Knative, launched by IBM and Google in July 2018, provides a set of middleware components that manage the container back end for serverless functions and link together workloads under an event-driven approach. The project, which forms the basis for the Pivotal Function Service and garnered developer preview support in Red Hat OpenShift, could also serve as a framework for DevOps teams to offer their own on-premises versions of AWS Lambda and support the portability of workloads between different cloud providers' function-as-a-service environments.
Google also updated its Knative support in Google Kubernetes Engine to version 0.2 this week.
"We think this is the future of how we will build cloud-native services," said Knative early adopter Ram Gopinathan, principal technology architect at wireless service provider T-Mobile, which uses Knative to manage a store locator application for consumers.
T-Mobile will also investigate Knative to offer an event-driven application deployment pipeline to its software developers and to automate data uploads to its Google BigQuery analytics service and ElasticSearch indices. Knative could also automatically scale Kubernetes pods and replicas as T-Mobile's data stores grow and scale compute resources to process large files as needed, Gopinathan said in a presentation here at KubeCon this week.
Users see strong potential from an early project
Knative is too advanced for most mainstream enterprises, but IT ops pros here this week are eager to try its event-driven automation for common infrastructure management tasks.

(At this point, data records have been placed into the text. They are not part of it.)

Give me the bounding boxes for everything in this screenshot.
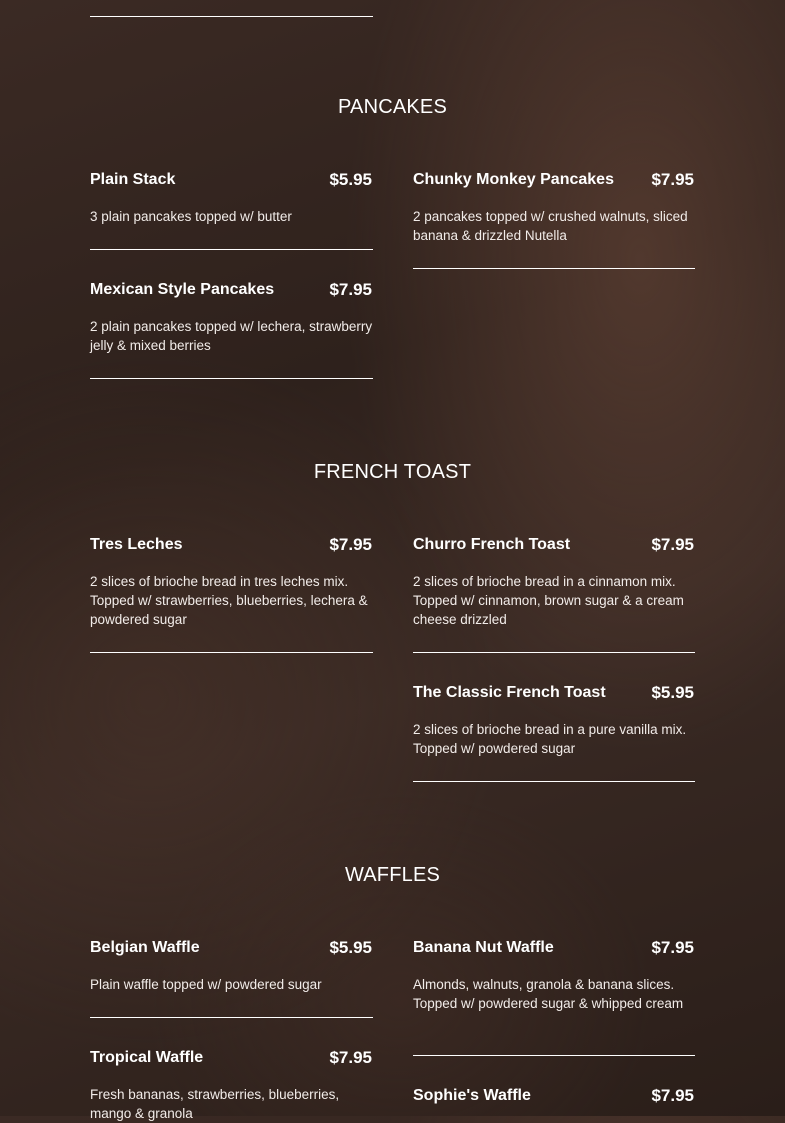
item-name: Churro French Toast — [413, 536, 571, 553]
menu-item — [90, 536, 373, 653]
item-description: 2 pancakes topped w/ crushed walnuts, sliced banana & drizzled Nutella — [413, 209, 688, 243]
item-name: Sophie's Waffle — [413, 1087, 531, 1104]
item-description: Fresh bananas, strawberries, blueberries, mango & granola — [90, 1087, 340, 1121]
item-price: $7.95 — [329, 280, 372, 299]
menu-item — [413, 1087, 695, 1112]
item-description: 2 slices of brioche bread in a cinnamon mix. Topped w/ cinnamon, brown sugar & a cream cheese drizzled — [413, 574, 684, 627]
item-price: $7.95 — [329, 535, 372, 554]
item-name: Tres Leches — [90, 536, 183, 553]
item-price: $5.95 — [651, 683, 694, 702]
item-description: Almonds, walnuts, granola & banana slices. Topped w/ powdered sugar & whipped cream — [413, 977, 684, 1011]
item-name: Plain Stack — [90, 171, 176, 188]
item-name: Tropical Waffle — [90, 1049, 204, 1066]
item-description: 2 slices of brioche bread in tres leches mix. Topped w/ strawberries, blueberries, lechera & powdered sugar — [90, 574, 368, 627]
menu-item — [90, 1048, 373, 1121]
item-description: 2 plain pancakes topped w/ lechera, strawberry jelly & mixed berries — [90, 319, 373, 353]
menu-item — [90, 171, 373, 250]
item-price: $7.95 — [329, 1048, 372, 1067]
item-price: $7.95 — [651, 170, 694, 189]
section-title: PANCAKES — [337, 96, 448, 118]
divider-rule — [90, 16, 373, 17]
item-price: $7.95 — [651, 535, 694, 554]
item-price: $7.95 — [651, 1086, 694, 1105]
menu-item — [90, 939, 373, 1018]
item-price: $7.95 — [651, 938, 694, 957]
item-price: $5.95 — [329, 170, 372, 189]
item-description: 2 slices of brioche bread in a pure vanilla mix. Topped w/ powdered sugar — [413, 722, 687, 756]
menu-item — [413, 536, 695, 653]
item-name: Mexican Style Pancakes — [90, 281, 275, 298]
item-description: Plain waffle topped w/ powdered sugar — [90, 977, 322, 992]
item-name: Chunky Monkey Pancakes — [413, 171, 614, 188]
item-name: Banana Nut Waffle — [413, 939, 554, 956]
section-title: FRENCH TOAST — [313, 461, 472, 483]
menu-item — [413, 171, 695, 269]
section-title: WAFFLES — [344, 864, 441, 886]
item-name: Belgian Waffle — [90, 939, 200, 956]
item-price: $5.95 — [329, 938, 372, 957]
menu-item — [413, 684, 695, 782]
menu-item — [90, 281, 373, 379]
menu-item — [413, 939, 695, 1056]
item-name: The Classic French Toast — [413, 684, 606, 701]
item-description: 3 plain pancakes topped w/ butter — [90, 209, 292, 224]
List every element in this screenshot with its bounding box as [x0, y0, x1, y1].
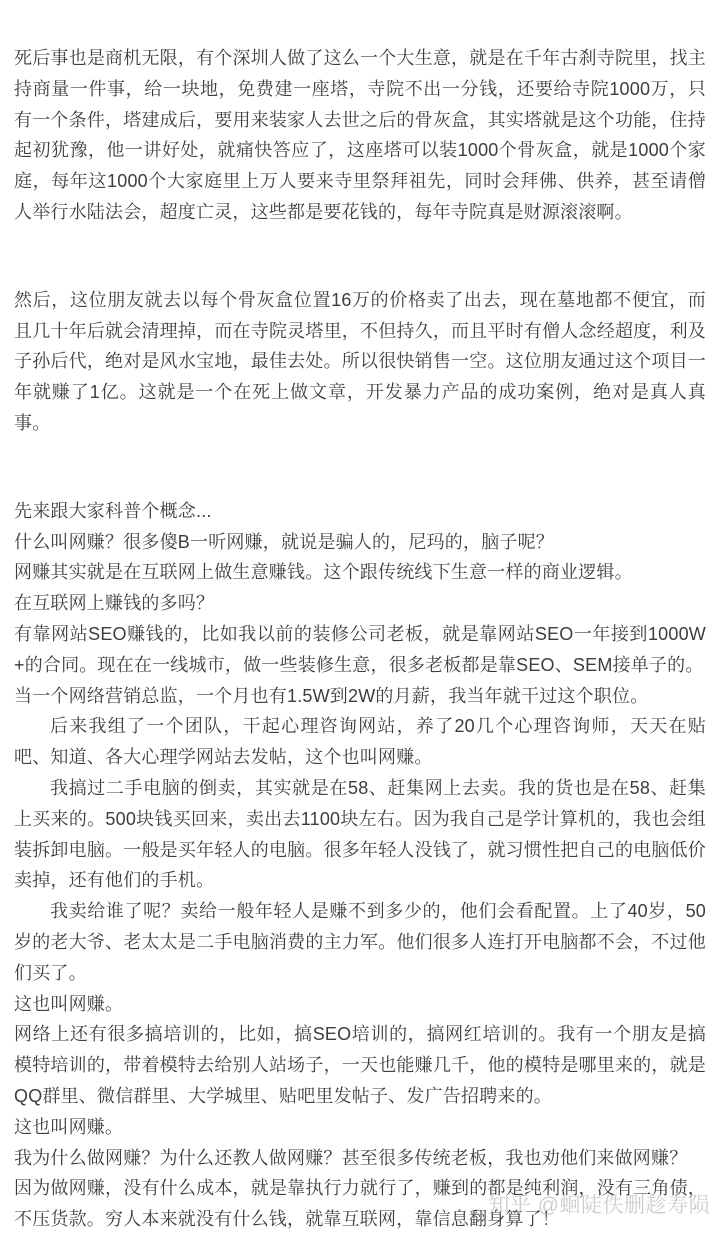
paragraph: 这也叫网赚。: [14, 1116, 124, 1137]
paragraph: 在互联网上赚钱的多吗？: [14, 593, 215, 614]
paragraph: 我搞过二手电脑的倒卖，其实就是在58、赶集网上去卖。我的货也是在58、赶集上买来的。500块钱买回来，卖出去1100块左右。因为我自己是学计算机的，我也会组装拆卸电脑。一般是买年轻人的电脑。很多年轻人没钱了，就习惯性把自己的电脑低价卖掉，还有他们的手机。: [14, 777, 706, 891]
paragraph: 网赚其实就是在互联网上做生意赚钱。这个跟传统线下生意一样的商业逻辑。: [14, 562, 633, 583]
paragraph: 我卖给谁了呢？卖给一般年轻人是赚不到多少的，他们会看配置。上了40岁，50岁的老大爷、老太太是二手电脑消费的主力军。他们很多人连打开电脑都不会，不过他们买了。: [14, 901, 706, 983]
paragraph: 死后事也是商机无限，有个深圳人做了这么一个大生意，就是在千年古刹寺院里，找主持商量一件事，给一块地，免费建一座塔，寺院不出一分钱，还要给寺院1000万，只有一个条件，塔建成后，要用来装家人去世之后的骨灰盒，其实塔就是这个功能，住持起初犹豫，他一讲好处，就痛快答应了，这座塔可以装1000个骨灰盒，就是1000个家庭，每年这1000个大家庭里上万人要来寺里祭拜祖先，同时会拜佛、供养，甚至请僧人举行水陆法会，超度亡灵，这些都是要花钱的，每年寺院真是财源滚滚啊。: [14, 48, 706, 222]
paragraph: 有靠网站SEO赚钱的，比如我以前的装修公司老板，就是靠网站SEO一年接到1000W+的合同。现在在一线城市，做一些装修生意，很多老板都是靠SEO、SEM接单子的。: [14, 623, 706, 675]
paragraph: 这也叫网赚。: [14, 993, 124, 1014]
paragraph: 然后，这位朋友就去以每个骨灰盒位置16万的价格卖了出去，现在墓地都不便宜，而且几十年后就会清理掉，而在寺院灵塔里，不但持久，而且平时有僧人念经超度，利及子孙后代，绝对是风水宝地，最佳去处。所以很快销售一空。这位朋友通过这个项目一年就赚了1亿。这就是一个在死上做文章，开发暴力产品的成功案例，绝对是真人真事。: [14, 289, 706, 433]
paragraph: 先来跟大家科普个概念...: [14, 500, 212, 521]
zhihu-watermark: 知乎 @蛔陡佚删趁寿陨: [488, 1194, 710, 1217]
paragraph: 什么叫网赚？很多傻B一听网赚，就说是骗人的，尼玛的，脑子呢？: [14, 531, 555, 552]
paragraph: 因为做网赚，没有什么成本，就是靠执行力就行了，赚到的都是纯利润，没有三角债，不压货款。穷人本来就没有什么钱，就靠互联网，靠信息翻身算了！: [14, 1178, 706, 1230]
paragraph: 当一个网络营销总监，一个月也有1.5W到2W的月薪，我当年就干过这个职位。: [14, 685, 649, 706]
paragraph: 我为什么做网赚？为什么还教人做网赚？甚至很多传统老板，我也劝他们来做网赚？: [14, 1147, 688, 1168]
paragraph: 网络上还有很多搞培训的，比如，搞SEO培训的，搞网红培训的。我有一个朋友是搞模特培训的，带着模特去给别人站场子，一天也能赚几千，他的模特是哪里来的，就是QQ群里、微信群里、大学城里、贴吧里发帖子、发广告招聘来的。: [14, 1024, 706, 1106]
paragraph: 后来我组了一个团队，干起心理咨询网站，养了20几个心理咨询师，天天在贴吧、知道、各大心理学网站去发帖，这个也叫网赚。: [14, 716, 706, 768]
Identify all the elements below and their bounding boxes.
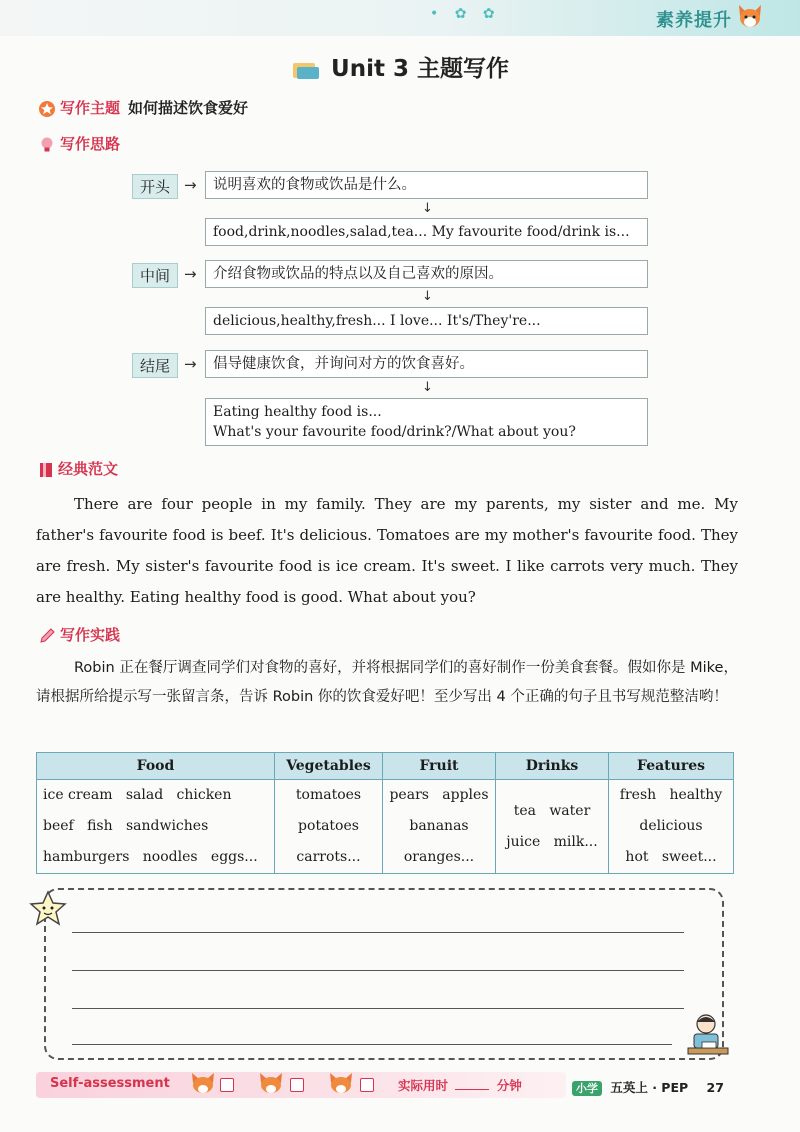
- arrow-down-icon: ↓: [422, 201, 433, 216]
- grade-badge: 小学: [572, 1081, 602, 1096]
- cell-line: juice milk...: [506, 833, 598, 850]
- fox-icon: [190, 1071, 216, 1095]
- cell-line: carrots...: [296, 849, 361, 865]
- writing-line[interactable]: [72, 970, 684, 971]
- time-field: [398, 1076, 522, 1094]
- cell-line: tomatoes: [295, 787, 362, 803]
- cell-line: hot sweet...: [625, 849, 717, 865]
- star-badge-icon: [38, 100, 56, 118]
- cell-line: delicious: [639, 818, 703, 834]
- section-practice: [38, 624, 120, 645]
- fox-icon: [328, 1071, 354, 1095]
- fox-icon: [258, 1071, 284, 1095]
- section-theme: [38, 97, 248, 118]
- cell-line: hamburgers noodles eggs...: [43, 849, 258, 865]
- section-ideas: [38, 133, 120, 154]
- food-table: [36, 752, 734, 874]
- flow-label-start: 开头: [132, 174, 178, 199]
- detail-line: food,drink,noodles,salad,tea... My favourite food/drink is...: [213, 224, 630, 240]
- rating-checkbox[interactable]: [360, 1078, 374, 1092]
- practice-instructions: Robin 正在餐厅调查同学们对食物的喜好，并将根据同学们的喜好制作一份美食套餐。假如你是 Mike，请根据所给提示写一张留言条，告诉 Robin 你的饮食爱好吧！至少写出 4 个正确的句子且书写规范整洁哟！: [36, 660, 738, 705]
- arrow-right-icon: →: [184, 355, 197, 373]
- flow-end-main: 倡导健康饮食，并询问对方的饮食喜好。: [205, 350, 648, 378]
- detail-line: delicious,healthy,fresh... I love... It's/They're...: [213, 313, 541, 329]
- cell-food: [37, 780, 275, 874]
- flow-start-detail: [205, 218, 648, 246]
- table-row: [37, 780, 734, 874]
- model-label: 经典范文: [58, 460, 119, 478]
- arrow-right-icon: →: [184, 265, 197, 283]
- cell-features: [609, 780, 734, 874]
- theme-label: 写作主题: [60, 99, 121, 117]
- flow-label-end: 结尾: [132, 353, 178, 378]
- page-info: [572, 1078, 724, 1096]
- header-features: Features: [609, 753, 734, 780]
- flow-start-main: 说明喜欢的食物或饮品是什么。: [205, 171, 648, 199]
- rating-checkbox[interactable]: [220, 1078, 234, 1092]
- fox-icon: [736, 2, 764, 30]
- cell-line: oranges...: [403, 849, 475, 865]
- bookmark-icon: [38, 461, 54, 479]
- lightbulb-icon: [38, 136, 56, 154]
- cell-vegetables: [275, 780, 383, 874]
- self-assessment-label: Self-assessment: [50, 1076, 170, 1091]
- cell-line: ice cream salad chicken: [43, 787, 232, 803]
- practice-label: 写作实践: [60, 626, 121, 644]
- cell-line: bananas: [409, 818, 469, 834]
- header-band: [0, 0, 800, 36]
- star-mascot-icon: [28, 890, 68, 926]
- flow-end-detail: [205, 398, 648, 446]
- pencil-icon: [38, 627, 56, 645]
- arrow-down-icon: ↓: [422, 380, 433, 395]
- cell-fruit: [383, 780, 496, 874]
- model-essay: There are four people in my family. They are my parents, my sister and me. My father's favourite food is beef. It's delicious. Tomatoes are my mother's favourite food. They are fresh. My sister's favourite food is ice cream. It's sweet. I like carrots very much. They are healthy. Eating healthy food is good. What about you?: [36, 495, 738, 606]
- cell-line: beef fish sandwiches: [43, 818, 209, 834]
- cell-line: potatoes: [298, 818, 359, 834]
- header-tag: 素养提升: [656, 10, 732, 31]
- time-input[interactable]: [455, 1089, 489, 1090]
- rating-checkbox[interactable]: [290, 1078, 304, 1092]
- title-text: Unit 3 主题写作: [331, 56, 509, 82]
- page-number: 27: [706, 1080, 724, 1095]
- writing-line[interactable]: [72, 1044, 672, 1045]
- header-food: Food: [37, 753, 275, 780]
- header-vegetables: Vegetables: [275, 753, 383, 780]
- arrow-right-icon: →: [184, 176, 197, 194]
- section-model: [38, 458, 118, 479]
- writing-line[interactable]: [72, 932, 684, 933]
- flow-middle-main: 介绍食物或饮品的特点以及自己喜欢的原因。: [205, 260, 648, 288]
- cell-line: fresh healthy: [619, 787, 723, 803]
- book-icon: [291, 59, 321, 81]
- ideas-label: 写作思路: [60, 135, 121, 153]
- header-fruit: Fruit: [383, 753, 496, 780]
- theme-text: 如何描述饮食爱好: [128, 99, 249, 117]
- detail-line: Eating healthy food is...: [213, 404, 382, 420]
- flow-label-middle: 中间: [132, 263, 178, 288]
- book-name: 五英上 · PEP: [610, 1080, 689, 1095]
- cell-line: tea water: [513, 802, 591, 819]
- time-label: 实际用时: [398, 1078, 449, 1093]
- student-reading-icon: [684, 1010, 732, 1060]
- writing-area: [44, 888, 724, 1060]
- arrow-down-icon: ↓: [422, 289, 433, 304]
- table-header-row: [37, 753, 734, 780]
- flow-middle-detail: [205, 307, 648, 335]
- cell-drinks: [496, 780, 609, 874]
- detail-line: What's your favourite food/drink?/What about you?: [213, 424, 576, 440]
- time-unit: 分钟: [496, 1078, 522, 1093]
- cell-line: pears apples: [389, 787, 489, 803]
- page-title: [0, 50, 800, 83]
- header-drinks: Drinks: [496, 753, 609, 780]
- header-decoration: • ✿ ✿: [430, 6, 501, 22]
- writing-line[interactable]: [72, 1008, 684, 1009]
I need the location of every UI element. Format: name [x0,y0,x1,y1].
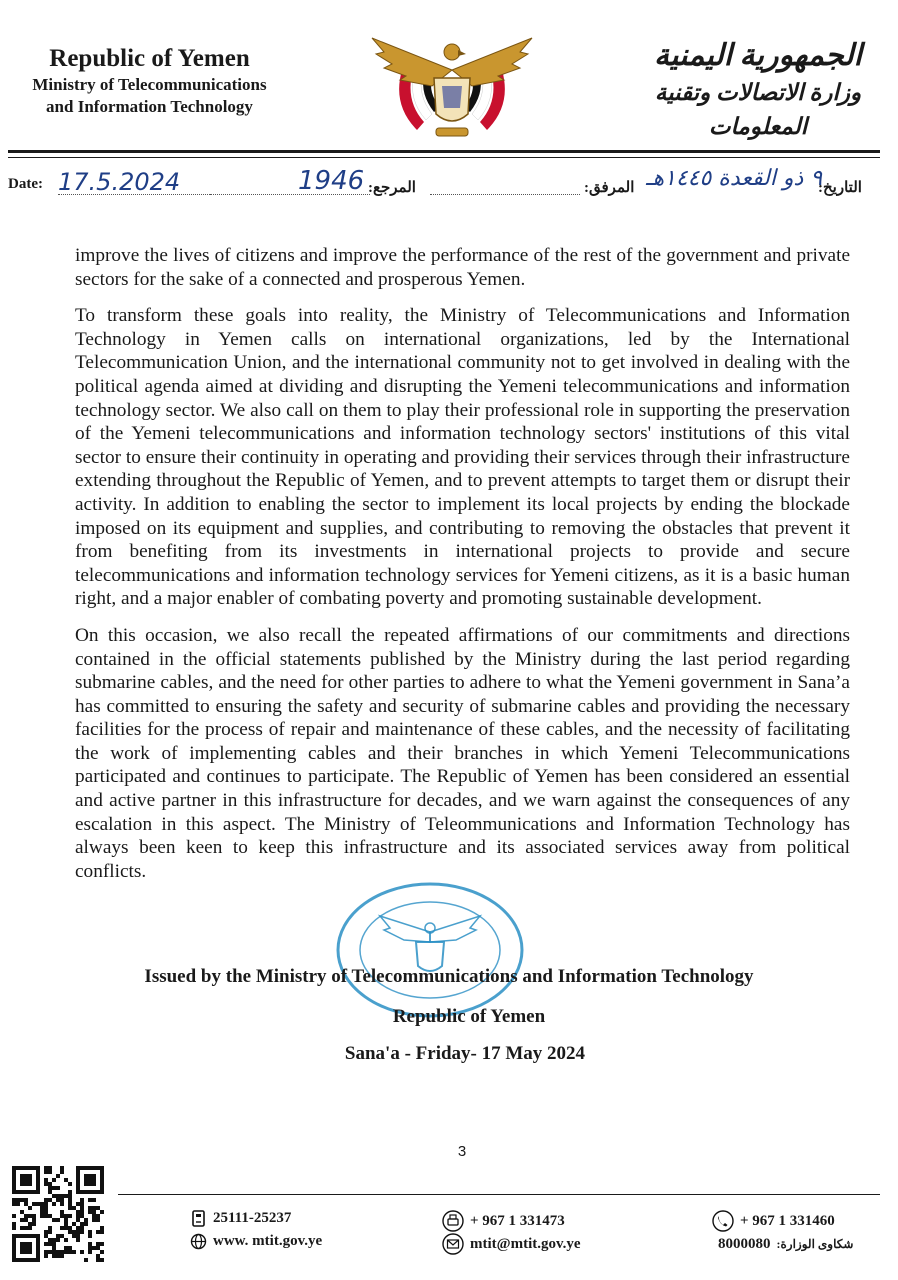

"I can see using it for 'fire and forget' tasks, like expanding a storage volume," said Mark DeNeve, systems engineer for HR services company Paychex in Rochester, N.Y., which uses Red Hat OpenShift. "It could help our day-to-day operations stay ahead of our developers."
DeNeve said he is also interested in the long-term potential to move serverless functions between on-premises and public cloud infrastructures, though the company has not yet moved to a hybrid cloud environment.
Other enterprise DevOps pros expressed interest in the Knative project to help add multi-cloud and multi-region portability to serverless functions.
"We also see the possible use case for internal IT ops to automate workloads among different management teams," said Dale Ragan, principal software design engineer at SAP's Concur Technologies Inc., an expense management SaaS provider based in Bellevue, Wash.
A serverless primordial soup has yet to coalesce
Tom Petrocellianalyst, Amalgam Insights
While Knative holds promise, the market for open source serverless utilities is still highly fragmented and chaotic. And numerous open source projects, from Iron.io -- now Oracle Fn -- to, most recently, GitLab Serverless, have said they can make serverless functions accessible on premises and portable between clouds.
"Right now, the advantage for Knative is that it has the broadest [IT vendor] support," said Tom Petrocelli, analyst at Amalgam Insights in Arlington, Mass. "It also has an association with Kubernetes, which means Kubernetes users don't have to manage an entirely different platform."
Still, the major problem with serverless isn't the many players in the market, which is to be expected in the early stages of a technology's development, Petrocelli said. Rather, it's the confusion that lingers over the basic definition of serverless computing.
"I can ask 10 people what serverless is and get 11 different answers," Petrocelli said. "It's bad for the market when there's so much contradictory information out there."